Slack: The PyTorch Slack hosts a primary audience of moderate to experienced PyTorch users and developers for general chat, online discussions, collaboration, etc. If you are a beginner looking for help, the primary medium is PyTorch Forums. If you need a slack invite, please fill this form: https://goo.gl/forms/PP1AGvNHpSaJP8to1
Newsletter: No-noise, a one-way email newsletter with important announcements about PyTorch. You can sign-up here: https://eepurl.com/cbG0rv
Facebook Page: Important announcements about PyTorch. https://www.facebook.com/pytorch
For brand guidelines, please visit our website at pytorch.org

Releases and Contributing

Typically, PyTorch has three minor releases a year. Please let us know if you encounter a bug by filing an issue.

We appreciate all contributions. If you are planning to contribute back bug-fixes, please do so without any further discussion.

If you plan to contribute new features, utility functions, or extensions to the core, please first open an issue and discuss the feature with us. Sending a PR without discussion might end up resulting in a rejected PR because we might be taking the core in a different direction than you might be aware of.

To learn more about making a contribution to Pytorch, please see our Contribution page. For more information about PyTorch releases, see Release page.

The Team

PyTorch is a community-driven project with several skillful engineers and researchers contributing to it.
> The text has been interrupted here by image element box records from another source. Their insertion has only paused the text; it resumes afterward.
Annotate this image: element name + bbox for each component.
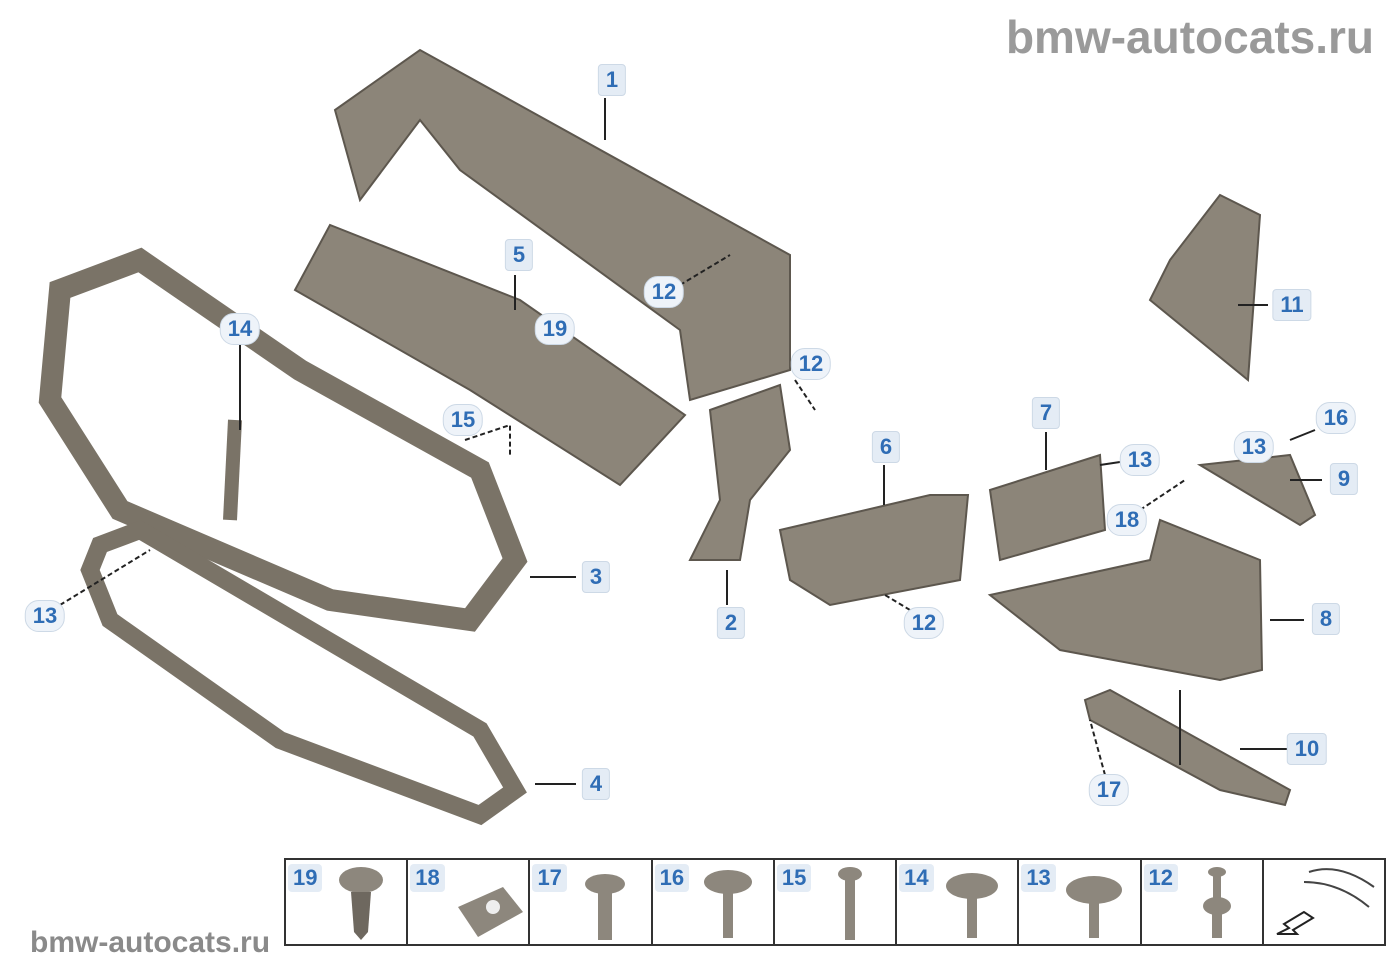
part-9-bracket — [1196, 453, 1317, 527]
callout-13[interactable]: 13 — [1233, 431, 1275, 463]
part-4-grille — [80, 520, 527, 826]
callout-10[interactable]: 10 — [1286, 733, 1328, 765]
callout-12[interactable]: 12 — [903, 607, 945, 639]
callout-13[interactable]: 13 — [1119, 444, 1161, 476]
vehicle-orientation-cell — [1261, 860, 1386, 944]
fastener-number: 13 — [1021, 864, 1056, 892]
callout-1[interactable]: 1 — [597, 64, 627, 96]
rivet-icon — [1202, 867, 1231, 938]
callout-17[interactable]: 17 — [1088, 774, 1130, 806]
fastener-number: 17 — [532, 864, 567, 892]
callout-19[interactable]: 19 — [534, 313, 576, 345]
callout-7[interactable]: 7 — [1031, 397, 1061, 429]
callout-3[interactable]: 3 — [581, 561, 611, 593]
callout-14[interactable]: 14 — [219, 313, 261, 345]
callout-15[interactable]: 15 — [442, 404, 484, 436]
callout-18[interactable]: 18 — [1106, 504, 1148, 536]
fastener-number: 15 — [776, 864, 812, 892]
callout-9[interactable]: 9 — [1329, 463, 1359, 495]
fastener-16[interactable]: 16 — [650, 860, 773, 944]
callout-4[interactable]: 4 — [581, 768, 611, 800]
fastener-number: 14 — [899, 864, 934, 892]
screw-icon — [339, 867, 383, 940]
fastener-number: 16 — [654, 864, 690, 892]
fastener-number: 18 — [410, 864, 445, 892]
part-2-bracket — [688, 383, 792, 561]
callout-16[interactable]: 16 — [1315, 402, 1357, 434]
clip-nut-icon — [458, 887, 524, 937]
callout-12[interactable]: 12 — [643, 276, 685, 308]
fastener-19[interactable]: 19 — [284, 860, 406, 944]
leader-lines — [59, 98, 1322, 785]
part-1-carrier — [333, 48, 791, 402]
part-7-duct — [988, 453, 1107, 562]
fastener-12[interactable]: 12 — [1139, 860, 1262, 944]
bolt-icon — [585, 874, 626, 940]
fastener-strip: 19 18 17 16 15 14 13 12 — [284, 858, 1386, 946]
part-8-duct — [987, 518, 1264, 682]
part-3-frame — [38, 247, 528, 632]
callout-5[interactable]: 5 — [504, 239, 534, 271]
part-5-cover — [293, 223, 687, 487]
callout-13[interactable]: 13 — [24, 600, 66, 632]
watermark-top: bmw-autocats.ru — [1005, 11, 1374, 63]
screw-icon — [946, 873, 999, 938]
fastener-number: 19 — [288, 864, 323, 892]
vehicle-arrow-icon — [1276, 868, 1375, 935]
screw-icon — [837, 867, 862, 940]
fastener-14[interactable]: 14 — [895, 860, 1017, 944]
callout-11[interactable]: 11 — [1272, 289, 1312, 321]
fastener-18[interactable]: 18 — [406, 860, 528, 944]
callout-2[interactable]: 2 — [716, 607, 746, 639]
callout-6[interactable]: 6 — [871, 431, 901, 463]
fastener-number: 12 — [1143, 864, 1179, 892]
part-6-duct — [778, 494, 970, 607]
callout-12[interactable]: 12 — [790, 348, 832, 380]
screw-icon — [703, 870, 752, 938]
watermark-bottom: bmw-autocats.ru — [30, 926, 271, 959]
fastener-15[interactable]: 15 — [772, 860, 895, 944]
fastener-17[interactable]: 17 — [528, 860, 650, 944]
callout-8[interactable]: 8 — [1311, 603, 1341, 635]
part-11-deflector — [1148, 193, 1262, 382]
screw-icon — [1066, 876, 1123, 938]
fastener-13[interactable]: 13 — [1017, 860, 1139, 944]
part-3-center — [223, 419, 242, 521]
PyTorch is currently maintained by Soumith Chintala, Gregory Chanan, Dmytro Dzhulgakov, Edward Yang, Alban Desmaison, Piotr Bialecki and Nikita Shulga with major contributions coming from hundreds of talented individuals in various forms and means. A non-exhaustive but growing list needs to mention: Trevor Killeen, Sasank Chilamkurthy, Sergey Zagoruyko, Adam Lerer, Francisco Massa, Alykhan Tejani, Luca Antiga, Alban Desmaison, Andreas Koepf, James Bradbury, Zeming Lin, Yuandong Tian, Guillaume Lample, Marat Dukhan, Natalia Gimelshein, Christian Sarofeen, Martin Raison, Edward Yang, Zachary Devito.

Note: This project is unrelated to hughperkins/pytorch with the same name. Hugh is a valuable contributor to the Torch community and has helped with many things Torch and PyTorch.

License

PyTorch has a BSD-style license, as found in the LICENSE file.